In this matter, a judgment creditor moved to dismiss the debtor’s chapter 11 case under 11 U.S.C. § 1112(b) arguing that the bankruptcy was really a two-party dispute between the debtor and the creditor. The Court granted the motion, after determining that the debtor could not propose a confirmable plan since the creditor held over two-thirds of the total amount of claims and would not vote for any plan that would impair his claim.

08 B 28225, 09 A 00413

In this case, the chapter 7 trustee sought to enjoin a lawsuit brought by a group of investors who invested in the Debtors against a third non-debtor party accounting firm. The investors filed suit in Minnesota state court for negligent misrepresentation and professional negligence regarding the accounting firm’s financial reports concerning the Debtors’ financial position. The investors theory is that the accounting firm, with proper due diligence, would have uncovered an alleged Ponzi scheme. The Court agreed with the Trustee’s argument that the suit against the accounting firm was property belonging to the bankruptcy estate that only the Trustee could pursue and stayed the investors’ lawsuit.

In re Lunkes
July 2, 2009

09 B 00583

In this matter, the debtor claimed his interest in a trust was exempt from inclusion in his bankruptcy estate under 11 U.S.C. § 541(c)(2) because the trust was a spendthrift trust. The chapter 7 trustee objected, arguing that the trust was not a spendthrift trust. The Court agreed with the chapter 7 trustee and sustained the objection.

In re Howard
June 16, 2009

08 B 32998

The issue in this case was whether the hanging paragraph of 11 U.S.C. § 1325 applied to so-called “negative equity” in connection with the purchase of a motor vehicle that is subject to that provision. In this case, the debtor purchased a motor vehicle within 910 days of filing his bankruptcy petition for $29,798.00. Along with a $4,500.00 down payment, the debtor traded in his old car valued at $14,450.00. However, the debtor still owed $22,498.68 on the trade-in, leaving a difference of $8,048.68. This difference is referred to as “negative equity” in motor vehicle financing. The debtor entered into a financing agreement with Americredit Financial Services, Inc. (Americredit) to purchase the motor vehicle and for payment of the negative equity to pay off the debt owed on his trade-in. After the debtor filed his bankruptcy petition, Americredit filed its proof of secured claim for $34,698.07. However, the debtor’s proposed plan listed a secured claim for Americredit of $13,250.00, the motor vehicle’s current value. Americredit objected to the debtor’s plan, arguing that the debtor may not bifurcate the motor vehicle debt under the hanging paragraph of § 1325. The debtor argued that it may bifurcate the debt, stating that the negative equity component of the financing is not included under the hanging paragraph of § 1325. The Court held that the entire claim was a subject to the hanging paragraph of § 1325. The court certified the matter under 28 U.S.C. § 158 for direct appeal to the Circuit. The Seventh Circuit affirmed the ruling on March 1, 2010. See In re Howard, 597 F. 3d 852.

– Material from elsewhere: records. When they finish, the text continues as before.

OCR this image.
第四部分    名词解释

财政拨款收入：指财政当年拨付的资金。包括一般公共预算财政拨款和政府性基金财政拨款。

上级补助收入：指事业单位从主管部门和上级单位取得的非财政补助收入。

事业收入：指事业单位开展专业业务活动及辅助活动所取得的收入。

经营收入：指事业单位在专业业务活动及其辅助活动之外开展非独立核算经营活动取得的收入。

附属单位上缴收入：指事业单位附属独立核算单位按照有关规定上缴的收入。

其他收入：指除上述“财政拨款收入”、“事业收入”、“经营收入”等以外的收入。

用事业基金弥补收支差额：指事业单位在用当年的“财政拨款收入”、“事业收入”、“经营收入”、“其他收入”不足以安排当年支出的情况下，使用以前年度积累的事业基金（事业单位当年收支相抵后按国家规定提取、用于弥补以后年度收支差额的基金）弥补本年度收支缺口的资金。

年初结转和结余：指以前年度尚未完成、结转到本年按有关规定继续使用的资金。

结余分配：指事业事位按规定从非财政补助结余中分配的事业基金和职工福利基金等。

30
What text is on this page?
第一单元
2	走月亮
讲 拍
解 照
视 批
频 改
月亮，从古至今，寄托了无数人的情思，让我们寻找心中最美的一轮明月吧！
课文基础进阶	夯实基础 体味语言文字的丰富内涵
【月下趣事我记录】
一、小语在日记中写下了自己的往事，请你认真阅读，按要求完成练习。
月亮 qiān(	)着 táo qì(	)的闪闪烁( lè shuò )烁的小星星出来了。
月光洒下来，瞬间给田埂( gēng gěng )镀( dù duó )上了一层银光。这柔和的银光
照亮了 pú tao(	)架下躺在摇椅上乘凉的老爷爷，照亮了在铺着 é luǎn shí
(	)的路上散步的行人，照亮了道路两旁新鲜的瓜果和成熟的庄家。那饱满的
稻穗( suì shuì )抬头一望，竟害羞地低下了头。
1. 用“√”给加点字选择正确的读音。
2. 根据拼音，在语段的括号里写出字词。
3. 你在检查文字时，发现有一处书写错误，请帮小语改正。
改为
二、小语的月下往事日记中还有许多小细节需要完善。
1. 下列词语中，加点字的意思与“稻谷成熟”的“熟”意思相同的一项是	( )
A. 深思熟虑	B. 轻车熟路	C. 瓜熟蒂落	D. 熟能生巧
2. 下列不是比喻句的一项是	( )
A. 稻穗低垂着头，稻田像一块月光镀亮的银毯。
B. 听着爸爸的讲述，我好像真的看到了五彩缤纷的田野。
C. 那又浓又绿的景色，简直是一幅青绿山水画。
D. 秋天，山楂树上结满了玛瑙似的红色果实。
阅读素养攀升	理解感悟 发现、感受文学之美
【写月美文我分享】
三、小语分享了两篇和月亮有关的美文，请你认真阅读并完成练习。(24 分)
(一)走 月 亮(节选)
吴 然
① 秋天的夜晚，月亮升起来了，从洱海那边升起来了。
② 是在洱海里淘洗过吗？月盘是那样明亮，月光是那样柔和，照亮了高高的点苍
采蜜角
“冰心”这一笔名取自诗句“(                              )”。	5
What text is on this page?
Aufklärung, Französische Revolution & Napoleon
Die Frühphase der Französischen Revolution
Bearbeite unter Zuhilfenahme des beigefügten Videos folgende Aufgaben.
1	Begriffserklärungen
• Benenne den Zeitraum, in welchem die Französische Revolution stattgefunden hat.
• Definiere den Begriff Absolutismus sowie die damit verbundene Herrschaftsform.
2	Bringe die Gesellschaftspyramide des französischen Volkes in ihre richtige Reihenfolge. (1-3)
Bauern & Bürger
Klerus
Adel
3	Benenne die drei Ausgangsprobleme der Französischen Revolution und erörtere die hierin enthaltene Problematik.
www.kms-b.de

09 B 05868, 09 A 00384, 09 A 00385

In this matter, the Debtor and two non-debtor parties (“Respondents”) were held jointly and severally liable for attorney’s fees awarded by the U.S. District Court for the Northern District of Texas after initiating a lawsuit and failing to conduct any discovery in the case. Ultimately, summary judgment was entered against them. The judgment creditors then commenced collection proceedings to satisfy the award in both a Texas state court and in the Texas U.S. District Court. The Debtor’s bankruptcy followed. The other two respondent parties each filed adversary proceedings before this Court in an attempt to remove the collection actions from the state and federal courts in Texas to this Court. The Court agreed with the judgment creditors that there was no basis to remove the Texas proceedings and dismissed both adversary proceedings.